The timing for when your action is run (in our example this is set to 20), is very important. The saving of the WordPress post is run at 10, so if you set your action hook to run at 10 or less, you will be acting on the ExternalEvent before it has been turned into a WordPress post and won't be able to save any metadata about the event.

Replacing the default behaviour

You might not like the way that the Google Calendar Event is stored, and you can use the remove_action method to remove the default behaviour and replace it with your own.

By default the WordPress post is created at time 10, and then later updated to be published at time 50.

To stop Events from being published by default you can use the following code snippet

remove_action(
    CalendarEventSyncPlugin::STORE_EVENT_ACTION, 
    [CalendarEventSyncPlugin::class, 'publishEvent'], 
    50
);

Note that when doing this, you need to specify the same timing (the third argument to the function) as was specified when the action you are removing was added. This will now stop events from being published after they are created. You could then replace this behaviour with some other logic about what events get automatically published and which ones don't.

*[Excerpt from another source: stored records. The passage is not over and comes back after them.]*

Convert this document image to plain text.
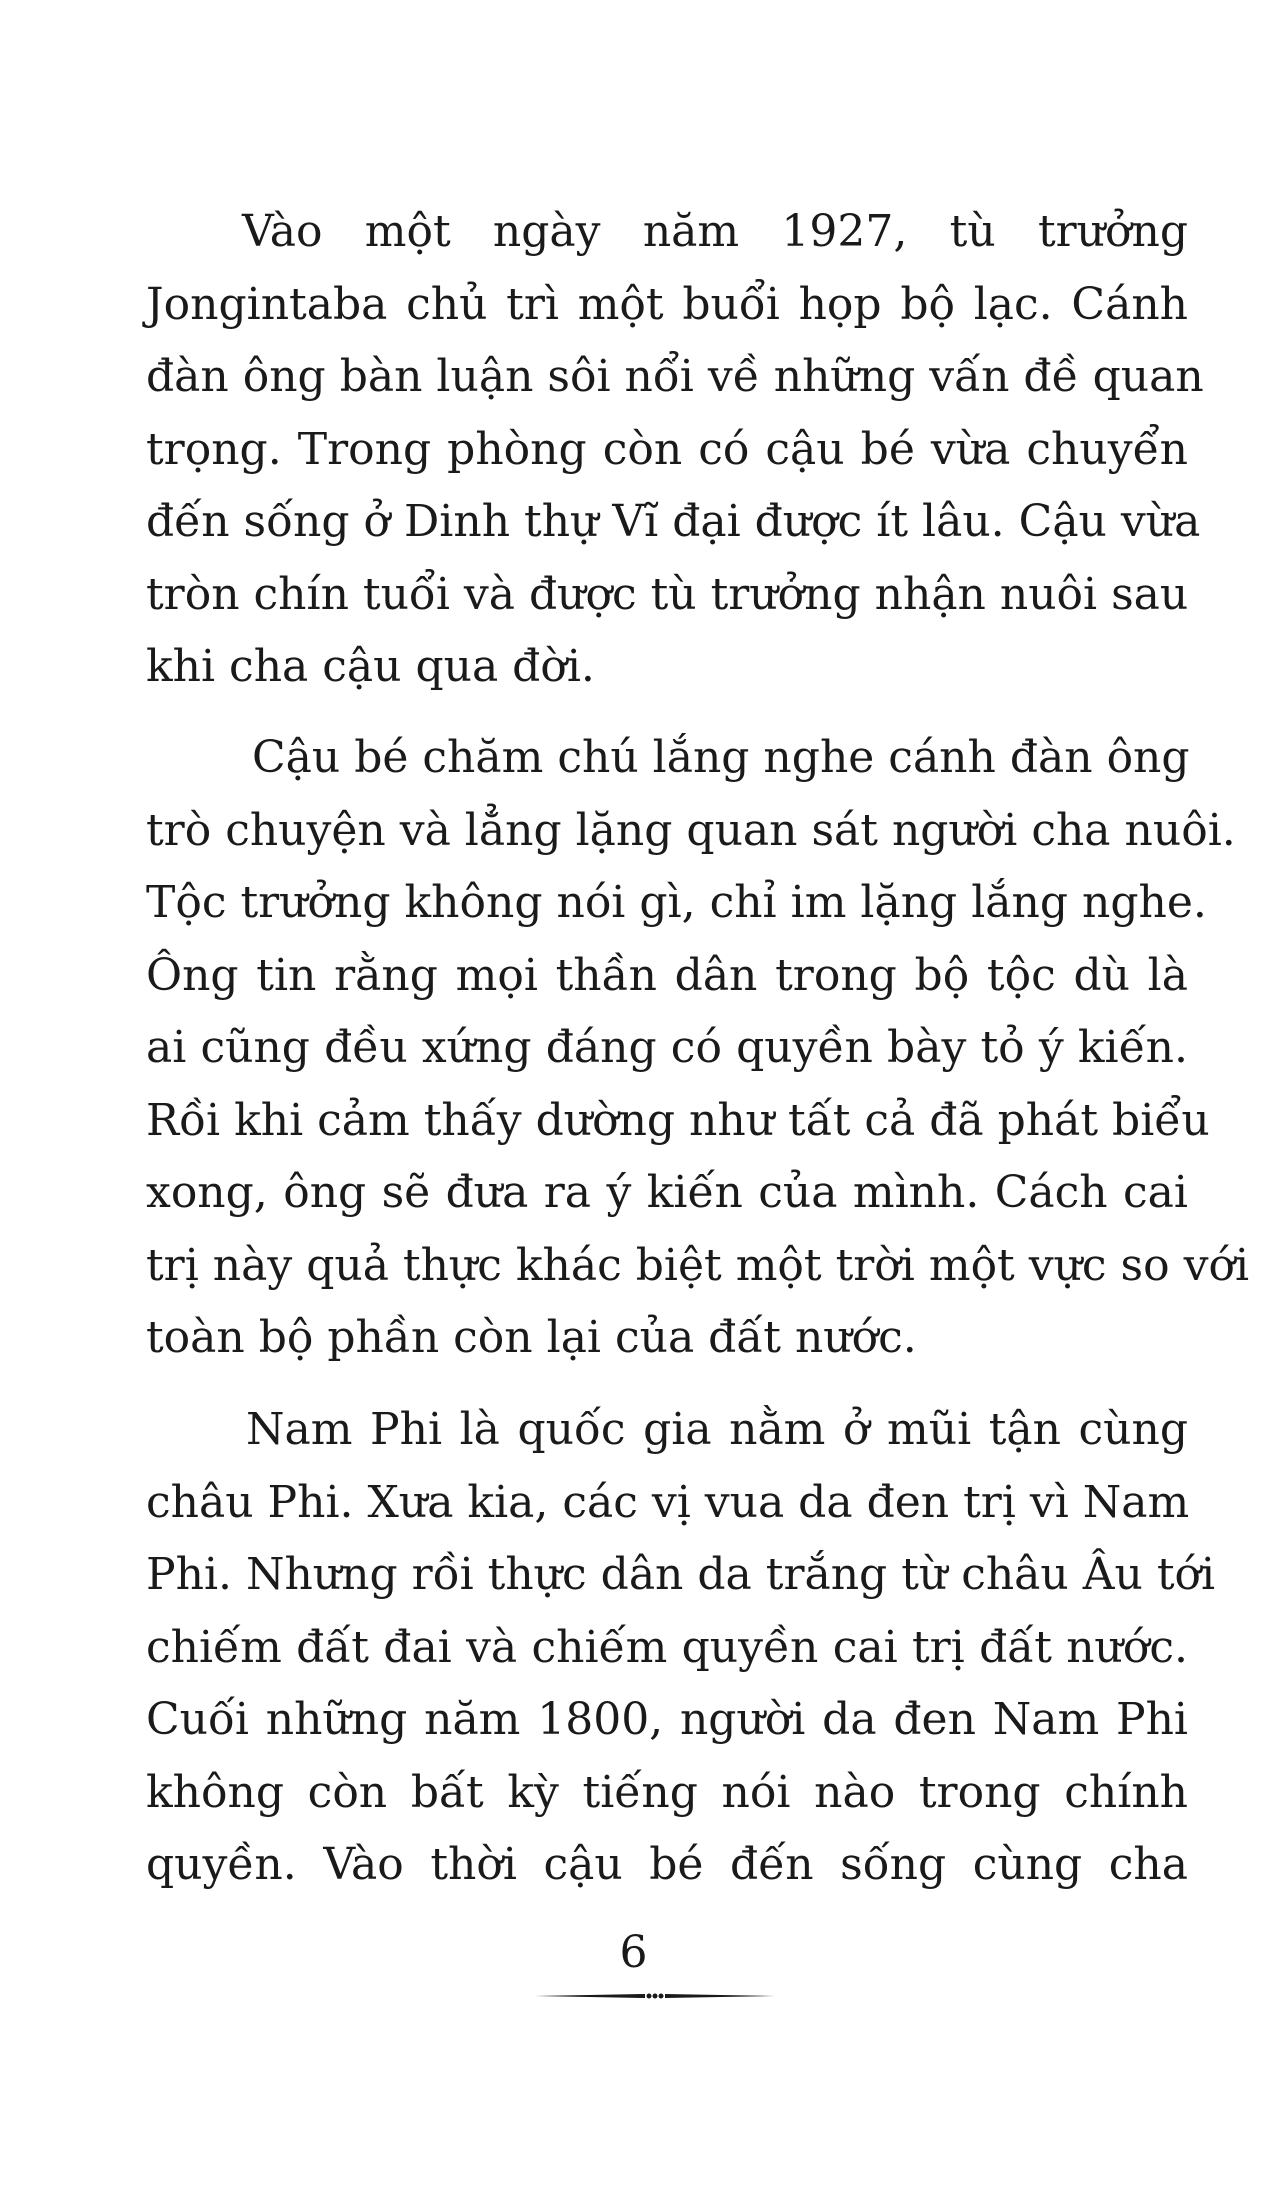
Vào một ngày năm 1927, tù trưởng
Jongintaba chủ trì một buổi họp bộ lạc. Cánh
đàn ông bàn luận sôi nổi về những vấn đề quan
trọng. Trong phòng còn có cậu bé vừa chuyển
đến sống ở Dinh thự Vĩ đại được ít lâu. Cậu vừa
tròn chín tuổi và được tù trưởng nhận nuôi sau
khi cha cậu qua đời.
Cậu bé chăm chú lắng nghe cánh đàn ông
trò chuyện và lẳng lặng quan sát người cha nuôi.
Tộc trưởng không nói gì, chỉ im lặng lắng nghe.
Ông tin rằng mọi thần dân trong bộ tộc dù là
ai cũng đều xứng đáng có quyền bày tỏ ý kiến.
Rồi khi cảm thấy dường như tất cả đã phát biểu
xong, ông sẽ đưa ra ý kiến của mình. Cách cai
trị này quả thực khác biệt một trời một vực so với
toàn bộ phần còn lại của đất nước.
Nam Phi là quốc gia nằm ở mũi tận cùng
châu Phi. Xưa kia, các vị vua da đen trị vì Nam
Phi. Nhưng rồi thực dân da trắng từ châu Âu tới
chiếm đất đai và chiếm quyền cai trị đất nước.
Cuối những năm 1800, người da đen Nam Phi
không còn bất kỳ tiếng nói nào trong chính
quyền. Vào thời cậu bé đến sống cùng cha
6
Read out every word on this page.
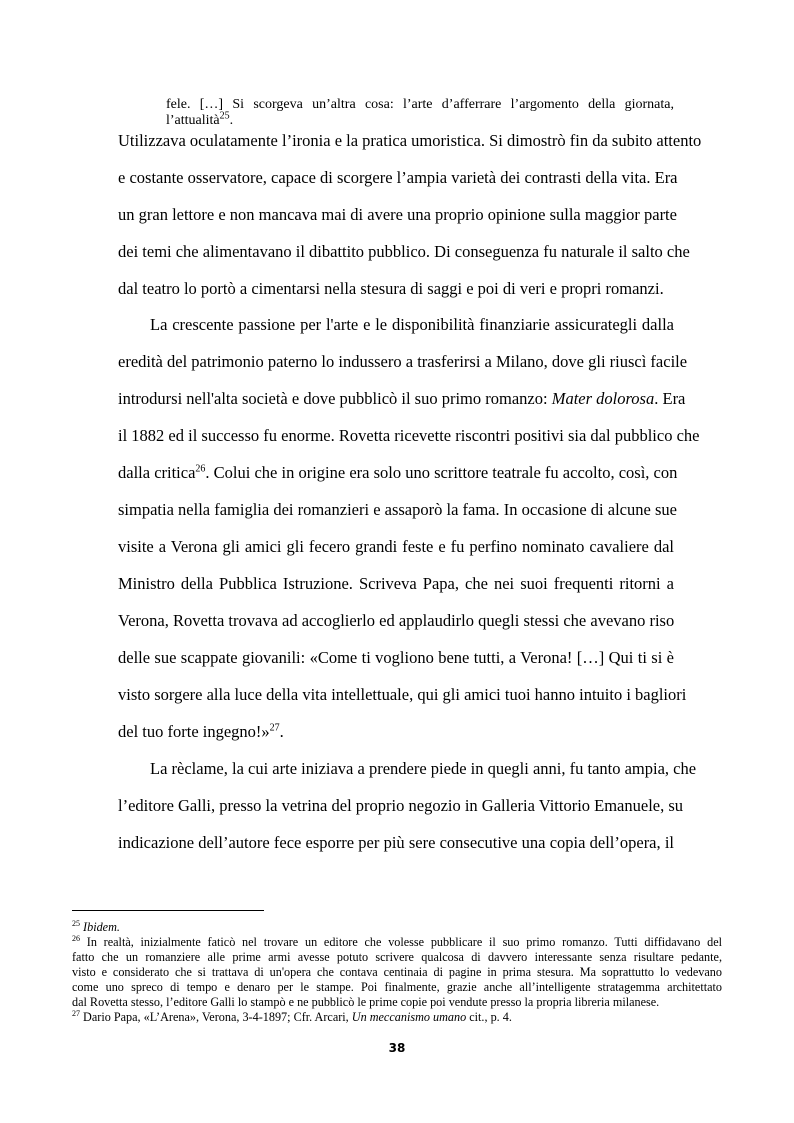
fele. […] Si scorgeva un’altra cosa: l’arte d’afferrare l’argomento della giornata,
l’attualità$^{25}$.
Utilizzava oculatamente l’ironia e la pratica umoristica. Si dimostrò fin da subito attento
e costante osservatore, capace di scorgere l’ampia varietà dei contrasti della vita. Era
un gran lettore e non mancava mai di avere una proprio opinione sulla maggior parte
dei temi che alimentavano il dibattito pubblico. Di conseguenza fu naturale il salto che
dal teatro lo portò a cimentarsi nella stesura di saggi e poi di veri e propri romanzi.
La crescente passione per l'arte e le disponibilità finanziarie assicurategli dalla
eredità del patrimonio paterno lo indussero a trasferirsi a Milano, dove gli riuscì facile
introdursi nell'alta società e dove pubblicò il suo primo romanzo: Mater dolorosa. Era
il 1882 ed il successo fu enorme. Rovetta ricevette riscontri positivi sia dal pubblico che
dalla critica$^{26}$. Colui che in origine era solo uno scrittore teatrale fu accolto, così, con
simpatia nella famiglia dei romanzieri e assaporò la fama. In occasione di alcune sue
visite a Verona gli amici gli fecero grandi feste e fu perfino nominato cavaliere dal
Ministro della Pubblica Istruzione. Scriveva Papa, che nei suoi frequenti ritorni a
Verona, Rovetta trovava ad accoglierlo ed applaudirlo quegli stessi che avevano riso
delle sue scappate giovanili: «Come ti vogliono bene tutti, a Verona! […] Qui ti si è
visto sorgere alla luce della vita intellettuale, qui gli amici tuoi hanno intuito i bagliori
del tuo forte ingegno!»$^{27}$.
La rèclame, la cui arte iniziava a prendere piede in quegli anni, fu tanto ampia, che
l’editore Galli, presso la vetrina del proprio negozio in Galleria Vittorio Emanuele, su
indicazione dell’autore fece esporre per più sere consecutive una copia dell’opera, il
$^{25}$ Ibidem.
$^{26}$ In realtà, inizialmente faticò nel trovare un editore che volesse pubblicare il suo primo romanzo. Tutti diffidavano del
fatto che un romanziere alle prime armi avesse potuto scrivere qualcosa di davvero interessante senza risultare pedante,
visto e considerato che si trattava di un'opera che contava centinaia di pagine in prima stesura. Ma soprattutto lo vedevano
come uno spreco di tempo e denaro per le stampe. Poi finalmente, grazie anche all’intelligente stratagemma architettato
dal Rovetta stesso, l’editore Galli lo stampò e ne pubblicò le prime copie poi vendute presso la propria libreria milanese.
$^{27}$ Dario Papa, «L’Arena», Verona, 3-4-1897; Cfr. Arcari, Un meccanismo umano cit., p. 4.
38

To stop Events from being saved altogether, so that you can save them with a different post_type (for example), you will want to run the following snippet

remove_action(
    CalendarEventSyncPlugin::STORE_EVENT_ACTION, 
    [CalendarEventSyncPlugin::class, 'defaultStoreStrategy'], 
    10
);

You can then define your own storage strategy like so

use Outlandish\CalendarEventSync\CalendarEventSyncPlugin;
use Outlandish\CalendarEventSync\Models\ExternalEvent;

add_action(CalendarEventSyncPlugin::STORE_EVENT_ACTION, function (ExternalEvent $event) {
    
    if ($event->getSummary() === 'Only store this event') { //only store the event if this is true
            
        $id = wp_insert_post([
            'post_title' => $event->getSummary(),
            'post_type' => 'calendar_event', // a custom post_type here
            'post_status' => 'draft',
            'post_name' => $event->getId()
        ]);
        
        add_post_meta($id, 'event_description', $event->getDescription());
        add_post_meta($id, 'event_start', $event->getStartTime()->getTimestamp());
        add_post_meta($id, 'event_end', $event->getEndTime()->getTimestamp());

        //always do this code
        add_post_meta($id, CalendarEventSyncPlugin::EXTERNAL_EVENT_ID_KEY, $event->getId());
        $event->setPostId($id);
    }
    
}, 10);

Testing

Tests have been written with the use of humanmade/plugin-tester docker image in mind.

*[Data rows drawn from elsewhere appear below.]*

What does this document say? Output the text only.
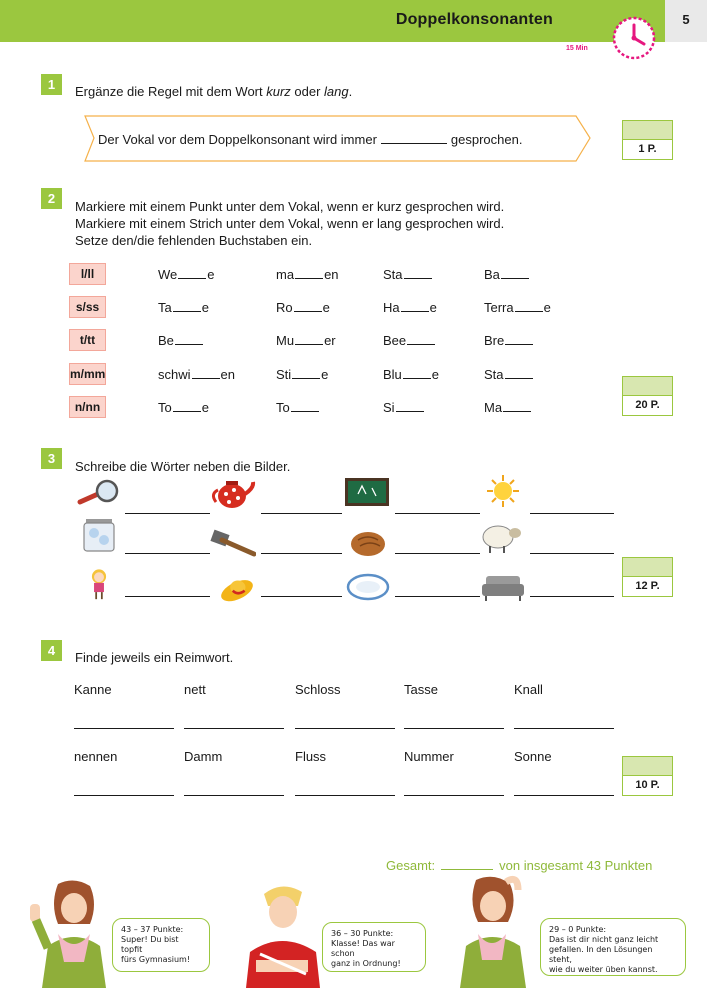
Doppelkonsonanten	5
15 Min
1	Ergänze die Regel mit dem Wort kurz oder lang.
Der Vokal vor dem Doppelkonsonant wird immer	gesprochen.
1 P.
2
Markiere mit einem Punkt unter dem Vokal, wenn er kurz gesprochen wird.
Markiere mit einem Strich unter dem Vokal, wenn er lang gesprochen wird.
Setze den/die fehlenden Buchstaben ein.
l/ll	We e	ma en	Sta	Ba
s/ss	Ta e	Ro e	Ha e	Terra e
t/tt	Be	Mu er	Bee	Bre
m/mm	schwi en	Sti e	Blu e	Sta
n/nn	To e	To	Si	Ma	20 P.
3
Schreibe die Wörter neben die Bilder.
12 P.
4	Finde jeweils ein Reimwort.
Kanne	nett	Schloss	Tasse	Knall
nennen	Damm	Fluss	Nummer	Sonne
10 P.
Gesamt:	von insgesamt 43 Punkten
43 – 37 Punkte:
Super! Du bist topfit
fürs Gymnasium!
36 – 30 Punkte:
Klasse! Das war schon
ganz in Ordnung!
29 – 0 Punkte:
Das ist dir nicht ganz leicht
gefallen. In den Lösungen steht,
wie du weiter üben kannst.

To run the project's tests run composer install to install the plugin's dependencies, and then run

docker run --rm -v "$PWD:/code" humanmade/plugin-tester --testsuite=Unit

This will run all tests defined in the Unit testsuite and output the results.

This plugin expects pconv to be installed when running the tests for code coverage results. If you do not have this installed on your local version of php, you can run composer install --ignore-platform-reqs to install required packages without needing for pcov to be installed.

Test Coverage

When you run the tests you will also produce an HTML report that will appear in reports/coverage which will provide you with information about the code that is covered by the tests.